Depuis le début de la pandémie, c’est le fédéral qui s’est chargé d’offrir les cargaisons d’autotests aux provinces.
Photo: Guillaume Levasseur Archives Le Devoir Depuis le début de la pandémie, c’est le fédéral qui s’est chargé d’offrir les cargaisons d’autotests aux provinces.

Alors que plus de 30 millions d’autotests rapides doivent atterrir au Québec dans les prochaines semaines, le gouvernement de François Legault se plaint qu’Ottawa le garde dans le noir pour les mois suivants. Le fédéral reconnaît travailler à un approvisionnement à plus long terme.

« Les prochaines livraisons, ça ne sera pas suffisant », a convenu le directeur général de la gestion exécutive et opérationnelle de la pandémie au Québec, Daniel Paré, lors d’une entrevue avec Le Devoir.

Québec attend 31,5 millions de dispositifs de dépistage pour le mois de janvier. L’annonce, faite mercredi par Ottawa, a fait le bonheur de M. Paré qui, en plus de coordonner la stratégie de vaccination depuis le début de la crise sanitaire, se charge de la distribution des autotests.

« On est bien contents », a souligné l’ex-président-directeur général du CISSS de Chaudière-Appalaches.

« Zéro prévisibilité »

Or, ce sont les mois à venir qui clochent. « Pour février et pour mars, j’ai zéro prévisibilité, a soutenu M. Paré. Nous, ce qu’on va vouloir, c’est aller en chercher plus. »

Questionné à ce sujet vendredi, le ministre fédéral de la Santé, Jean-Yves Duclos, n’a pas pris d’engagement pour les livraisons de tests rapides au-delà du mois de janvier. Durant ce mois, 140 millions d’autotests sont attendus au pays, dont 31,5 millions pour le Québec, soit un peu moins de quatre tests par personne.

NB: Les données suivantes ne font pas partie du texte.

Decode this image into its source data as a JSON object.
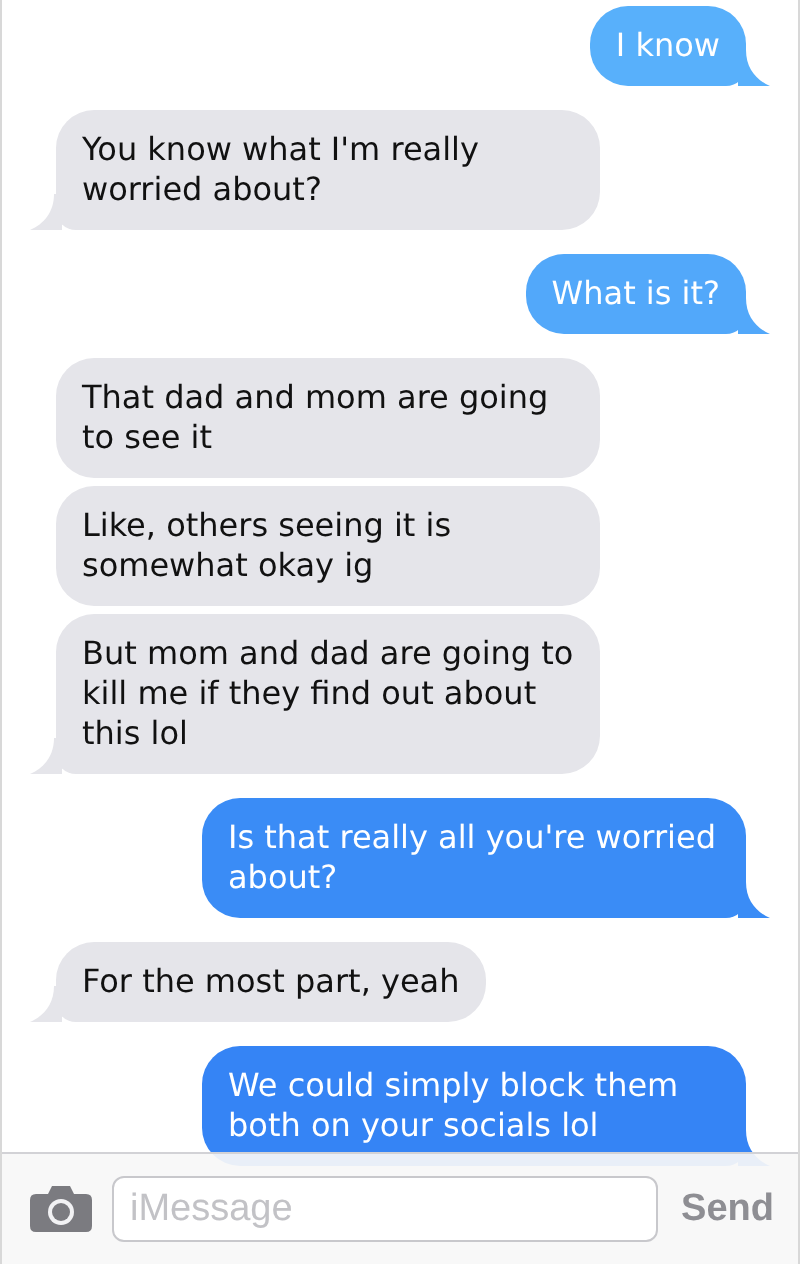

« J’admets, et je reconnais, et j’entends très bien le souhait de tous mes collègues à travers le pays d’avoir plus de prévisibilité, a-t-il indiqué en conférence de presse. C’est ce que nous aussi on souhaite, avoir plus de prévisibilité auprès de nos fournisseurs […] qui sont dans un environnement où les chaînes d’approvisionnement sont particulièrement fragiles. On travaille plutôt bien par rapport à d’autres pays. »

Des discussions ont été entamées jeudi pour une stratégie de distribution des tests rapides à plus long terme, explique le ministre Duclos.

« Peu de demandes » avant décembre, dit le fédéral

Depuis le début de la pandémie, c’est le fédéral qui s’est chargé d’offrir les cargaisons d’autotests aux provinces. À la mi-décembre, la vice-première ministre, Chrystia Freeland, avait soutenu qu’il y avait « déjà beaucoup de tests rapides au pays », implorant les provinces à utiliser les quelque 85 millions de tests arrivés avant décembre, ce à quoi 35 millions se sont ajoutés avant les Fêtes.

« Avant décembre, comme on l’a dit, avec respect, mais c’est la vérité, il y avait peu de demandes de la part des provinces et des territoires pour la distribution de ces tests rapides partout au pays. Ce n’est pas un blâme, c’est un constat », a expliqué le ministre Duclos vendredi.

Craignant des retards, le ministère québécois de la Santé et des Services sociaux a procédé à ses propres achats. Environ trois millions de tests supplémentaires doivent arriver sur les rayons des pharmacies à partir de mardi prochain.